A non-banking financial organization, Arogya’s business model is such that it directly pays the medical bills of the patient to the hospital or the healthcare service provider.
It is a family member of the patient - and not the patient - who borrows the money and repays the loan to Arogya in equated monthly installments (EMIs) at 12 percent interest per annum.
Conceptualized in 2010, Arogya’s first medical loan was disbursed in January 2011. Arogya Finance has till date benefitted 400 people and disbursed loans worth around Rs 5 crore.
Arogya has received funding from social venture funds. “There is a huge need of finance for people with low income. We could make a big impact in this space and it also makes good business,” said Jose Peter, CEO Arogya Finance.
Peter, 56, was working with Tata Motors Finance as Chief Financial Officer when he and four others also from the Tata Group decided to start a financial consultancy firm, Index Advisory.
Peter said they got interested in financing patients from lower income group while developing a patient financing program for a large multinational medical device company through their firm.
Arogya is touching the lives of many today.
Take Ramesh Bhagwan Waghmare, who earns about Rs. 16,000 per month from repairing footwear near Andheri station in Mumbai.
He treated his 14-year-old daughter Shreya at a specialty childcare hospital. Medical tests confirmed his daughter suffered from meningitis and doctors advised a surgery. But Waghmare delayed the surgery since he did not have the money.
He needed Rs 65000 and he was hesitant to borrow from private money-lenders who charged 5-10 percent interest per month.
“I came to know about ‘Arogya Finance’ from Mukund hospital in Marol and took Rs 45000 from them at just 1 percent interest per month. I am so happy and relieved, and my daughter has recovered too,” he said.
Peter said the tenure of the loan varies from case to case and extends from 6 months to 3 years. The loan is given up to 75 percent of the hospital bill and should not exceed Rs 2 lakhs. Loans are disbursed taking into account the family income of the patient.
They charge a one-time 2 percent processing fee. The EMIs are calculated in such a way that it is not more than 25 percent of the family income and the first payment starts one month after the patient is discharged from the hospital.
Arogya has tie-ups with over 50 hospitals across the country. For every loan sanctioned for patients in these hospitals, the respective hospitals make a small contribution to Arogya.
For patients from other hospitals who avail loan, Arogya charges 1.25 percent interest per month on the loan amount.
Arogya comes as a boon to the poor people working in the informal sector, who otherwise have to turn either to private lenders who charge exorbitant interest, or the banks that insist on a number of formal documents.
There is a basic assumption that with no salary slips and assets to collateralize, lending to the bottom of the pyramid segment of the society is fraught with risk.
Arogya could well silence the critics, for it has a 97 percent recovery rate. Even the 3 percent defaulters are not actual defaulters, as Peter points out. There is only delay in repayment and he is confident that they will recover the amount.
Arogya Finance Counselor with a borrower
When the Arogya team started, it researched and did significant innovation to operate the company. A normal financial methodology would not have worked for lending to the poor.
Some beneficiaries may not even have a bank account. According to the procedure they have evolved, a doctor diagnoses a patient and gives the line of treatment.

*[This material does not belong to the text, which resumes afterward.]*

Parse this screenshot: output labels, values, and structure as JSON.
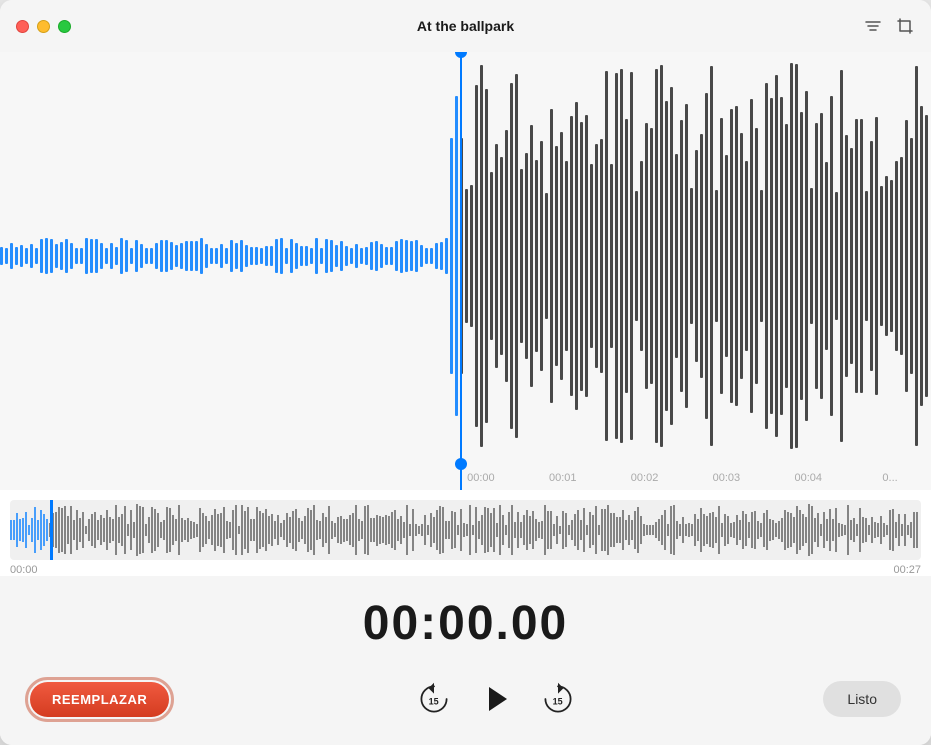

Then the patient’s family meets an Arogya Finance counselor who interviews them. The decision on whether to finance or not is taken within 24 hours.
Peter said that a finance counselor is a person with some experience in credit processing. He is the one who assesses the borrower’s repaying capacity, evaluates the loan and does all the paper work.

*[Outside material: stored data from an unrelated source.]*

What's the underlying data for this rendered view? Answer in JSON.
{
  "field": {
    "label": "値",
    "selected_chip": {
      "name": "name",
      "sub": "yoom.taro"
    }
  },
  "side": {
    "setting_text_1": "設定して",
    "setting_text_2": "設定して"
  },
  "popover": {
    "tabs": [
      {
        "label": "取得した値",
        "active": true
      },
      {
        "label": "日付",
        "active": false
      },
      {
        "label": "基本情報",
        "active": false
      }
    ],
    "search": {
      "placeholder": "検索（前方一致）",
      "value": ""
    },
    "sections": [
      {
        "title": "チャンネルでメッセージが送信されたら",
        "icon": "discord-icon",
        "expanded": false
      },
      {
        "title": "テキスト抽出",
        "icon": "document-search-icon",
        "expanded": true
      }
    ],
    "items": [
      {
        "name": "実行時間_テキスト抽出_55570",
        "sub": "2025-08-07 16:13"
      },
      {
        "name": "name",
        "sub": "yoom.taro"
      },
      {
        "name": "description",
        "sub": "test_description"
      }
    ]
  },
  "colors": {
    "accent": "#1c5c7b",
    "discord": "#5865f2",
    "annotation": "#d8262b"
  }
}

For testing a potential borrower they look for four traits like basic integrity of the person, his intention, his risk taking nature and his ability to pay.
Though documents like address proof, ID proof and proof of income is desirable, in the absence of some documents, Arogya is flexible and would work out other ways to assess repayment capacity.
The Arogya team has total strength of 15, out of whom 9 are finance counselors, each covering a city or town in the States of Delhi, Gujarat, Maharashtra, Kerala, Karnataka, Tamil Nadu, West Bengal, Bihar and Jharkhand.
As part of helping the needy and spreading awareness of their scheme, Arogya pates posters, distributes leaflets and meets with physicians to tell about their loan plan. They also hope the media would spread the good word about them among the poor.
In next five years Arogya Finance hopes to reach every part of the country and help one lakh families and disburse loans up to Rs 350 crores per annum.